Still call it fake
TRENTON, NJ – A shocking expedition by prominent flat-earth researchers has ended in bewilderment after the group, attempting to locate the mythical “edge of the world,” instead stumbled upon what geographers claim is the state of New Jersey—a discovery the explorers vehemently refuse to acknowledge as legitimate.
The team of twelve “truth-seekers,” led by self-proclaimed earth scientist Dr. Bartholomew Flannigan, embarked on their ambitious journey three weeks ago from a remote location in Wyoming, equipped with compasses that they insisted would lead them straight to the precipitous drop-off where the flat earth meets the cosmic void. Instead, after days of wandering through increasingly populated areas, the group found themselves standing before the unmistakable landmarks of the Garden State, including the Statue of Liberty and numerous strip malls.
“What we discovered defies all conventional explanation,” declared expedition member Cheryl Moonbeam, adjusting her collection of crystal pendants while gesturing wildly at a Wawa convenience store. “This so-called ‘New Jersey’ is clearly an elaborate holographic projection designed to confuse genuine researchers like ourselves. The government has gone to extraordinary lengths to create this illusion, complete with fake residents, artificial traffic jams, and synthetic bagels that taste suspiciously authentic.”
The group’s findings have sent shockwaves through the international flat-earth community, with many members refusing to accept that their colleagues simply got lost using faulty navigation equipment. Instead, conspiracy theorists are hailing the discovery as proof of an even more sinister cover-up than previously imagined.
Dr.
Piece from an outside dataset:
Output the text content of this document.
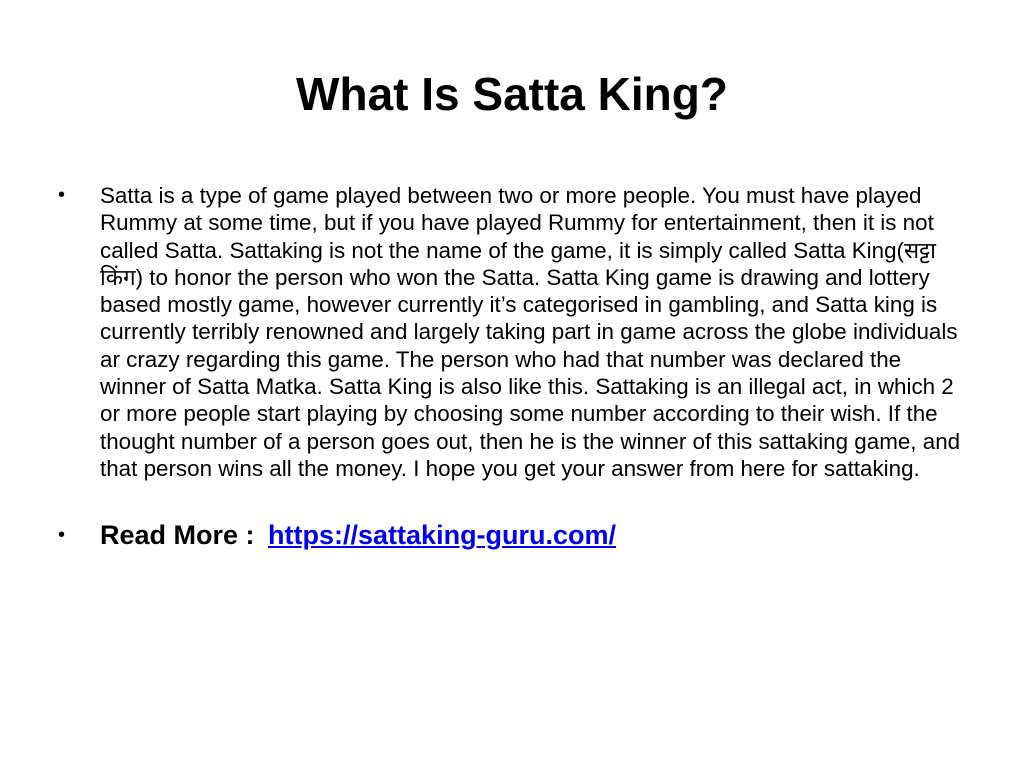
What Is Satta King?
• Satta is a type of game played between two or more people. You must have played Rummy at some time, but if you have played Rummy for entertainment, then it is not called Satta. Sattaking is not the name of the game, it is simply called Satta King(सट्टा किंग) to honor the person who won the Satta. Satta King game is drawing and lottery based mostly game, however currently it’s categorised in gambling, and Satta king is currently terribly renowned and largely taking part in game across the globe individuals ar crazy regarding this game. The person who had that number was declared the winner of Satta Matka. Satta King is also like this. Sattaking is an illegal act, in which 2 or more people start playing by choosing some number according to their wish. If the thought number of a person goes out, then he is the winner of this sattaking game, and that person wins all the money. I hope you get your answer from here for sattaking.
• Read More : https://sattaking-guru.com/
Miranda Truthstone, a self-appointed expert in governmental deception tactics and author of seventeen books about lizard people, offered her professional analysis of the situation. “This ‘New Jersey’ phenomenon represents the deep state’s most ambitious project yet,” she explained during a livestreamed emergency conference call from her underground bunker in Nevada. “They’ve created an entire fake state, populated it with crisis actors, and filled it with convincing details like industrial pollution, reality TV personalities, and inexplicably expensive tolls. It’s clearly designed to throw legitimate flat-earth researchers off the scent of the real edge.”
The expedition members have spent the past week documenting what they claim are obvious signs of the hoax, including residents who speak with suspicious accents, an unusually high concentration of diners serving identical-tasting coffee, and beaches that face the wrong direction according to their flat-earth maps. They’ve also noted the presence of what they describe as “impossibly realistic” shopping centers and an overwhelming abundance of Italian restaurants that serve “suspiciously delicious” food.
Local New Jersey residents have reacted to the flat-earthers’ presence with a mixture of amusement and irritation. Several have volunteered to provide directions to the actual edge of the earth, with most pointing the visitors toward either the Atlantic City Boardwalk or the Holland Tunnel, depending on their mood and sense of humor.
The flat-earth expedition shows no signs of abandoning their mission, despite running low on supplies and facing increasing pressure from their families to return home. Team leader Flannigan has announced plans to establish a permanent research station in what he calls the “New Jersey Deception Zone” to gather evidence of the elaborate conspiracy.
Meanwhile, government officials have declined to comment on the accusations, with a spokesperson for the Department of Transportation simply stating, “We’re too busy fixing potholes to engineer fake states.”
The group has launched a crowdfunding campaign to support their ongoing research, promising donors exclusive access to their findings and commemorative flat-earth t-shirts that definitely won’t be manufactured in New Jersey factories.
The characters and events depicted in this story are entirely fictitious. Any similarity to real persons, living or dead, or to actual events is unintentional and purely coincidental.